I. Quanto a uma intervenção psicológica com a equipe, por meio de grupos, torna-se uma tarefa complexa para que a(o) profissional de psicologia hospitalar inserida(o) na equipe multiprofissional realize, considerando que esta(e) também é membro participante e compõe o modo de funcionamento do grupo.
II. O trabalho psicológico com a equipe multiprofissional deveria ser realizado pelo psicólogo clínico, com promoção de ações preventivas, analisando as configurações do trabalho, o ambiente físico em que a equipe está inserida, os relacionamentos interpessoais dos profissionais (relação chefia subordinados), realizando assim diagnósticos institucionais.

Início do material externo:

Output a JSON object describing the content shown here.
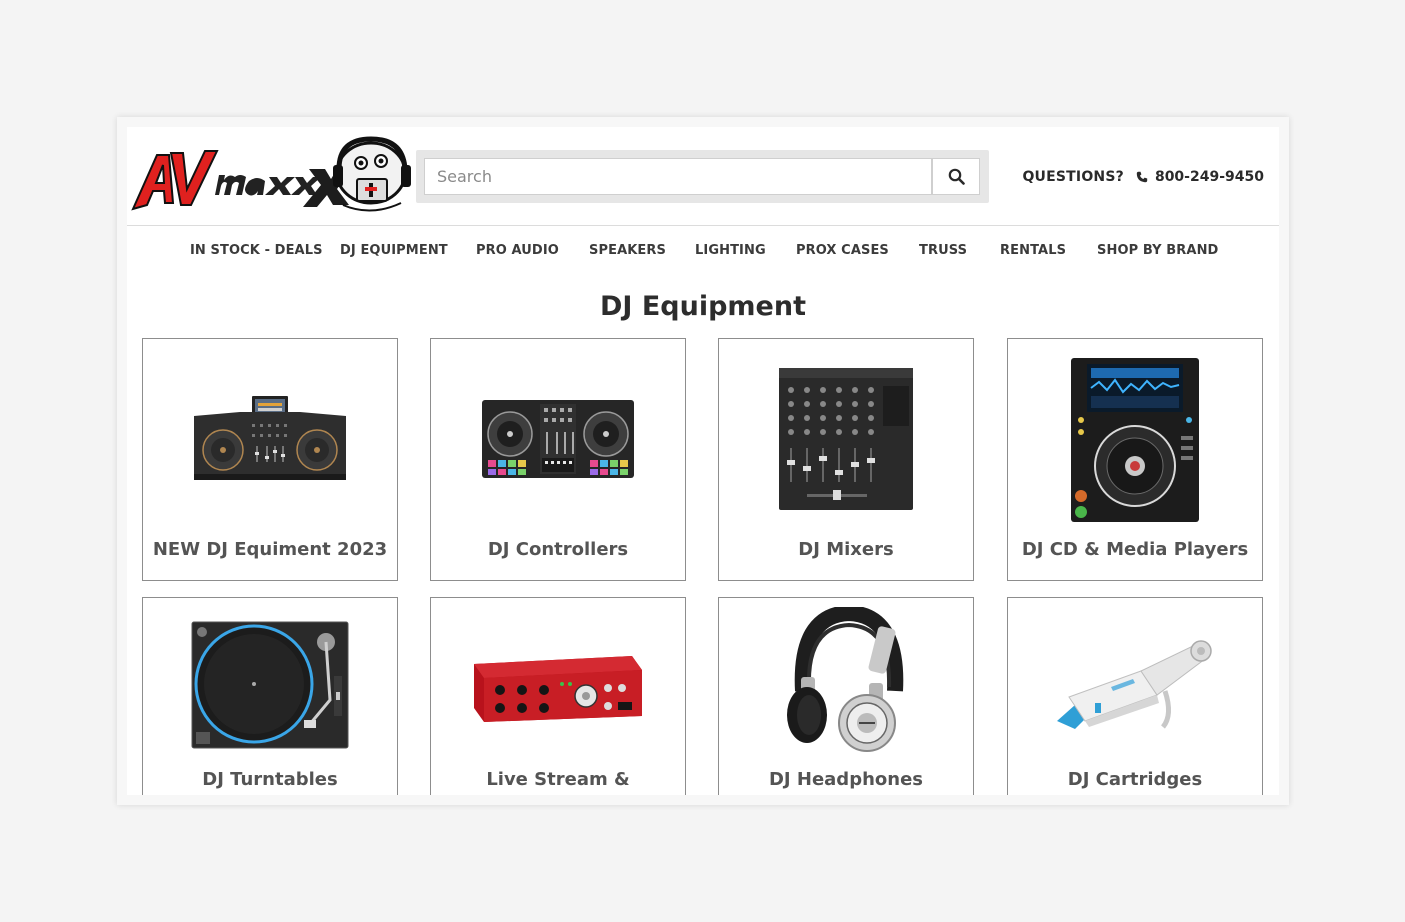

III. No caso do paciente e da família, o psicólogo hospitalar irá realizar uma avaliação inicial para identificar as demandas a serem trabalhadas, focalizando os aspectos psicológicos decorrentes do adoecimento e os impactos gerados.
IV. Há uma dificuldade para o psicólogo hospitalar utilizar protocolos de saúde, pois a psicologia trabalha com a subjetividade do paciente/família. Dessa forma, não é possível medir e sistematizar os aspectos emocionais da subjetividade humana.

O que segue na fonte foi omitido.